Note: Fleet and device body content still flows from dashboard/src/lib/mock-data.ts for fast UI iteration. Forecast/risk panels use the live /api/forecast and /api/risk integration path described in dashboard/README.md. Swap mock imports for tRPC/DB when you wire persistent devices.

API smoke tests (for judges / integration)

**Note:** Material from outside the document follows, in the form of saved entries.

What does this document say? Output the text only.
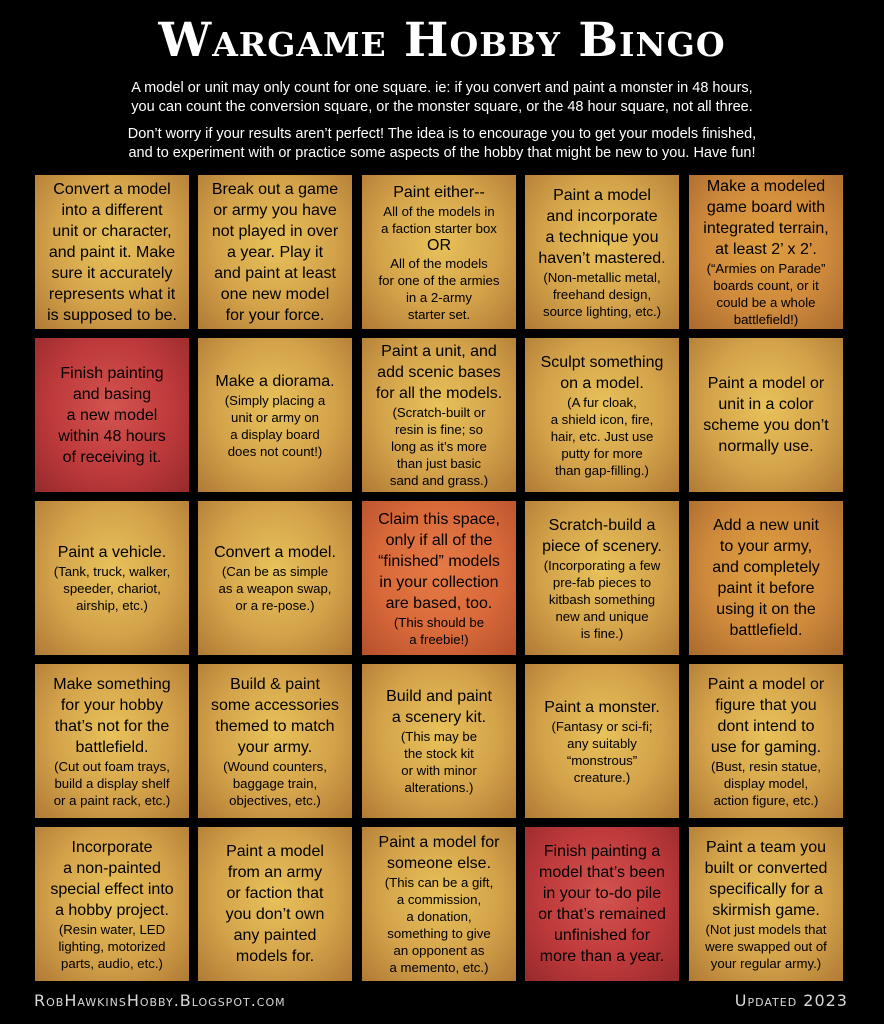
Wargame Hobby Bingo
A model or unit may only count for one square. ie: if you convert and paint a monster in 48 hours,
you can count the conversion square, or the monster square, or the 48 hour square, not all three.
Don’t worry if your results aren’t perfect! The idea is to encourage you to get your models finished,
and to experiment with or practice some aspects of the hobby that might be new to you. Have fun!
Convert a model
into a different
unit or character,
and paint it. Make
sure it accurately
represents what it
is supposed to be.
Break out a game
or army you have
not played in over
a year. Play it
and paint at least
one new model
for your force.
Paint either--
All of the models in
a faction starter box
OR
All of the models
for one of the armies
in a 2-army
starter set.
Paint a model
and incorporate
a technique you
haven’t mastered.
(Non-metallic metal,
freehand design,
source lighting, etc.)
Make a modeled
game board with
integrated terrain,
at least 2’ x 2’.
(“Armies on Parade”
boards count, or it
could be a whole
battlefield!)
Finish painting
and basing
a new model
within 48 hours
of receiving it.
Make a diorama.
(Simply placing a
unit or army on
a display board
does not count!)
Paint a unit, and
add scenic bases
for all the models.
(Scratch-built or
resin is fine; so
long as it’s more
than just basic
sand and grass.)
Sculpt something
on a model.
(A fur cloak,
a shield icon, fire,
hair, etc. Just use
putty for more
than gap-filling.)
Paint a model or
unit in a color
scheme you don’t
normally use.
Paint a vehicle.
(Tank, truck, walker,
speeder, chariot,
airship, etc.)
Convert a model.
(Can be as simple
as a weapon swap,
or a re-pose.)
Claim this space,
only if all of the
“finished” models
in your collection
are based, too.
(This should be
a freebie!)
Scratch-build a
piece of scenery.
(Incorporating a few
pre-fab pieces to
kitbash something
new and unique
is fine.)
Add a new unit
to your army,
and completely
paint it before
using it on the
battlefield.
Make something
for your hobby
that’s not for the
battlefield.
(Cut out foam trays,
build a display shelf
or a paint rack, etc.)
Build & paint
some accessories
themed to match
your army.
(Wound counters,
baggage train,
objectives, etc.)
Build and paint
a scenery kit.
(This may be
the stock kit
or with minor
alterations.)
Paint a monster.
(Fantasy or sci-fi;
any suitably
“monstrous”
creature.)
Paint a model or
figure that you
dont intend to
use for gaming.
(Bust, resin statue,
display model,
action figure, etc.)
Incorporate
a non-painted
special effect into
a hobby project.
(Resin water, LED
lighting, motorized
parts, audio, etc.)
Paint a model
from an army
or faction that
you don’t own
any painted
models for.
Paint a model for
someone else.
(This can be a gift,
a commission,
a donation,
something to give
an opponent as
a memento, etc.)
Finish painting a
model that’s been
in your to-do pile
or that’s remained
unfinished for
more than a year.
Paint a team you
built or converted
specifically for a
skirmish game.
(Not just models that
were swapped out of
your regular army.)
RobHawkinsHobby.Blogspot.com	Updated 2023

With the dashboard running:

More detail: dashboard/README.md, forecast_service/README.md.


npm from repo root

There is no single root node_modules; each package is separate. After install-all.sh:

Command What it runs
npm run dev Next.js dev (dashboard/)
npm run build Production build
npm test Dashboard Vitest
npm run lint ESLint (dashboard)

Data & ML (subsystem overview)

  • Raw sources (local, gitignored): ACE/DSCOVR solar wind, GOES-18 SGPS proton CSVs, GOES-18 XRS NetCDF—see CLAUDE.md for paths and the v3 feature table.
  • Canonical training file: data/cleaned_data/ml_training_data_v3.parquet (v2 + XRS derivatives).
  • Scripts: clean_dataset_v2.py, fetch_xray.py, merge_xray_v3.py, etc., with a suggested venv under data/.venv/ (pandas, numpy, pyarrow, xarray, netCDF4, tqdm).
  • Training: training/aegis_baseline.py — per-horizon regression on forward-max log10(J_gt_10MeV) with chronological splits (validation includes the May 2024 Gannon storm window).

Team

He ++ — Sean · Deep · Evin · Nico · Ethan

(Subsystem notes and API contracts live in claude/CLAUDE.md and CLAUDE.md.)


License / hackathon

Built for a hackathon demo: verify assumptions before any production deployment; space-weather products and model outputs are not a substitute for mission-critical radiation hardening analysis.